New Bail Act ‘boosts confidence in justice’, says Abraham


Changes to the law governing bail are aimed at restoring confidence in the judicial system, lawyer and Minister of Parliament Wilfred Abrahams said in the House today.

Things had reached the point where the average Barbadian, especially the criminal element, no longer respected the law courts, Abrahams said during debate on amendments to the Bail Act.

“The public is lambasting the justice system. They shifted off the police, they giving them a little break now but they are lambasting the judges. It cannot be that someone accused of not one murder but two can be granted bail.

“If that person gets out what does the public then think of the judicial system especially when the person commits another offence. The judicial system appears to be a farce and powerless. Our justice system should never be perceived as powerless.”

“There is no respect for the police and there is no respect for the court system. You cannot respect a system that allows them to perpetuate this misguided belief that the judicial system and the police force is a mere convenience . . . A blip after which they will regain their freedom.”

Throwing his “full support” behind the Bill, the lawyer said the backlog and archaic laws in the judicial system only serve to undermine the good work the police officers are doing.

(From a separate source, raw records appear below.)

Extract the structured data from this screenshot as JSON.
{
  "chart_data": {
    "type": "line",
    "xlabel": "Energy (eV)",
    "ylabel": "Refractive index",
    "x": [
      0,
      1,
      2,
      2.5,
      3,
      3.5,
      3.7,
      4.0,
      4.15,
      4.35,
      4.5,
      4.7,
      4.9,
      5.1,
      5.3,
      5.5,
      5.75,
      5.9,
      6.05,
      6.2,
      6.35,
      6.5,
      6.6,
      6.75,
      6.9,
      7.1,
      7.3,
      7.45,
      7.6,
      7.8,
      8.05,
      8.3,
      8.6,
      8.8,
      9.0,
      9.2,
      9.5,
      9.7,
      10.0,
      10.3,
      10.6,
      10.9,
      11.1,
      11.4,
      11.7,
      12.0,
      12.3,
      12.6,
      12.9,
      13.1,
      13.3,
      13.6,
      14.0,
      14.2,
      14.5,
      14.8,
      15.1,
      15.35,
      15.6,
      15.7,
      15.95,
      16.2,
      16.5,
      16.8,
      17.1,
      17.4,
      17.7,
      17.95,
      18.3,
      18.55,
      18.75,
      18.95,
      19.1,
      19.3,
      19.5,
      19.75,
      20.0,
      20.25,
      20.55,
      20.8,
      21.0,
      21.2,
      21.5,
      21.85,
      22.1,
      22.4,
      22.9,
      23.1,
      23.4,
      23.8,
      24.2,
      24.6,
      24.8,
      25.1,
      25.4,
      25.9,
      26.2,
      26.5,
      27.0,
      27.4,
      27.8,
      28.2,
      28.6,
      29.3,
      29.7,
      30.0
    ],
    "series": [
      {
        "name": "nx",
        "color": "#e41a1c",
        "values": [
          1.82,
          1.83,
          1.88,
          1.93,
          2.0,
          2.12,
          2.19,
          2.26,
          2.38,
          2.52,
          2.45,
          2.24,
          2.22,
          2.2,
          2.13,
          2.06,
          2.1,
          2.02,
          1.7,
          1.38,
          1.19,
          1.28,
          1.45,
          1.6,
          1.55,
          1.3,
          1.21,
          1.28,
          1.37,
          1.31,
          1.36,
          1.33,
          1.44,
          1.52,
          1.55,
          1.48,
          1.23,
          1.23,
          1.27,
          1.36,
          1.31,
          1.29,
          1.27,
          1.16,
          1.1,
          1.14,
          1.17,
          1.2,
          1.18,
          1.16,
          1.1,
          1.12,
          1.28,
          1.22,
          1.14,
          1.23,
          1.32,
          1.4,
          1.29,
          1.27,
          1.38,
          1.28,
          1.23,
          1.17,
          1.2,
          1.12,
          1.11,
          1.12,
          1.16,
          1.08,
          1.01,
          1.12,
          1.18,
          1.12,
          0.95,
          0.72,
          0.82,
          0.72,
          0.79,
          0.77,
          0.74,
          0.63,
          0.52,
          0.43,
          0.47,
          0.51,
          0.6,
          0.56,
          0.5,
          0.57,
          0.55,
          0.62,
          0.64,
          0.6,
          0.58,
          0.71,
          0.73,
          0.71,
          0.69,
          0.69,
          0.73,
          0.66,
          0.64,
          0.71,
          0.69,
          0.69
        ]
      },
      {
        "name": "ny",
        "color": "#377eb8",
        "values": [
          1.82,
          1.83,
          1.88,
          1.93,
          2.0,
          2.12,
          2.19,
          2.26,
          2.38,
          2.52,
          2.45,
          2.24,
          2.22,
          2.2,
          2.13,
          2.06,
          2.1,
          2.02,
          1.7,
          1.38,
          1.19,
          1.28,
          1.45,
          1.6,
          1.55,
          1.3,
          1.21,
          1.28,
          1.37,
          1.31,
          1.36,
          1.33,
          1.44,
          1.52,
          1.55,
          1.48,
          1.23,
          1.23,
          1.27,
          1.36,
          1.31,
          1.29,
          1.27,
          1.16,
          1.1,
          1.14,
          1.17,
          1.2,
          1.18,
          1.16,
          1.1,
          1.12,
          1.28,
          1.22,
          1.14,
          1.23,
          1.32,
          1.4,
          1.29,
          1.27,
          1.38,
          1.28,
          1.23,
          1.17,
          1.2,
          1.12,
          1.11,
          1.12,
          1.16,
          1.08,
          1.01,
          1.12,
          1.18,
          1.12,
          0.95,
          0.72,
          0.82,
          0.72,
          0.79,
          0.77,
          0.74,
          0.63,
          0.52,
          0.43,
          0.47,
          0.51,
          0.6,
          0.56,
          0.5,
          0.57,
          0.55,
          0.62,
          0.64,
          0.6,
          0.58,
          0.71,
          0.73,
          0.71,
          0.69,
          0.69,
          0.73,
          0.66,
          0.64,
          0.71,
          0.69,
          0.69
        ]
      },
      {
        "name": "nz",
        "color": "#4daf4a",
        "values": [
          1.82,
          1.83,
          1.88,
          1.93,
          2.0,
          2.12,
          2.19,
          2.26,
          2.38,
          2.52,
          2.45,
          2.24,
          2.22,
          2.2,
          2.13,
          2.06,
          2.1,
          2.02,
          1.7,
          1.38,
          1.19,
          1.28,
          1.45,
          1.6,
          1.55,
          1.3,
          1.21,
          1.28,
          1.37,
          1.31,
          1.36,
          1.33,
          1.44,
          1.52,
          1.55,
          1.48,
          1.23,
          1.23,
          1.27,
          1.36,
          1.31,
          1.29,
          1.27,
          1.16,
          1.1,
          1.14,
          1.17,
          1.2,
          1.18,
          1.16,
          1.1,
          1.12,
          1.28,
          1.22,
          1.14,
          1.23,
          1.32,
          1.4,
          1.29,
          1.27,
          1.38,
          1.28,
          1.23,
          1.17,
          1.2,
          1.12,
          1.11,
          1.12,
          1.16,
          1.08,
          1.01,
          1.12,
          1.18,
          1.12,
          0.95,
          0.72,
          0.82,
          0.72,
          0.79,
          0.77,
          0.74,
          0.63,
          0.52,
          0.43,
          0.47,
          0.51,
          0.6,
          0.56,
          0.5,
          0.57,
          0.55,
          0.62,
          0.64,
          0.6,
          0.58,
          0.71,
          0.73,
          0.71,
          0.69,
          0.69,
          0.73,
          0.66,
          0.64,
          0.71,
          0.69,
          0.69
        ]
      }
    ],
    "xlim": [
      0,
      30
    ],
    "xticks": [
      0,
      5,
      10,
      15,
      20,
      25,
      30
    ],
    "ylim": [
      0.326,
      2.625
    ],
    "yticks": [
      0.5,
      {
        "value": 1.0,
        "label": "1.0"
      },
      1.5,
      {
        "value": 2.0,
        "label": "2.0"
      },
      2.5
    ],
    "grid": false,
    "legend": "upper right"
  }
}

“Based on what is happening now they [changes] are absolutely necessary. The police are doing what they can. It must be demoralising to the police force when they swiftly apprehend a suspect in a serious case and the officers slave and do their investigation and put a case together . . . that because of problems with the judicial system, over which they have no control, that people whose propensity is to violence are back out on the streets with not a care in the world.”

The Christ Church East MP pointed out that judges, too, may feel hemmed in given the constraints of the previous law.

He told fellow lawmakers: “The judges may feel themselves fettered and having to protect the rights of the individual
. . . where the constitution speaks to the right to a trial in a fair time. To remove all doubt to preserve the integrity of the justice system and to protect Barbados and Barbadians, where your crime is so horrific, you are not eligible for bail within the first 24 months.

“The people of Barbados are fed up. The police is fed up. The Government is fed up and we are prepared to do what it takes to get this situation under control.”

The MP cited a recent incident where a vehicle backfired, startling onlookers within ear shot of the incident who believed it to be gunfire.

He said: “The public of Barbados is so frightened that they are paralysed by fear people are confused they don’t even know what to do when confronted with a situation . . . . Once upon a time you hear a bang you thought it was a car back firing or a motorcycle. Everybody felt it was a gun shot. It is well past time for us to do what needs to be done to take our country back.”

Abrahams also commended the Attorney General and the Prime Minister for allowing all parliamentarians in both the upper and lower house, inclusive of opposition and independent senators, to be a part of the bill’s changes. A special meeting was convened last Thursday to deal specifically with the Bail Act.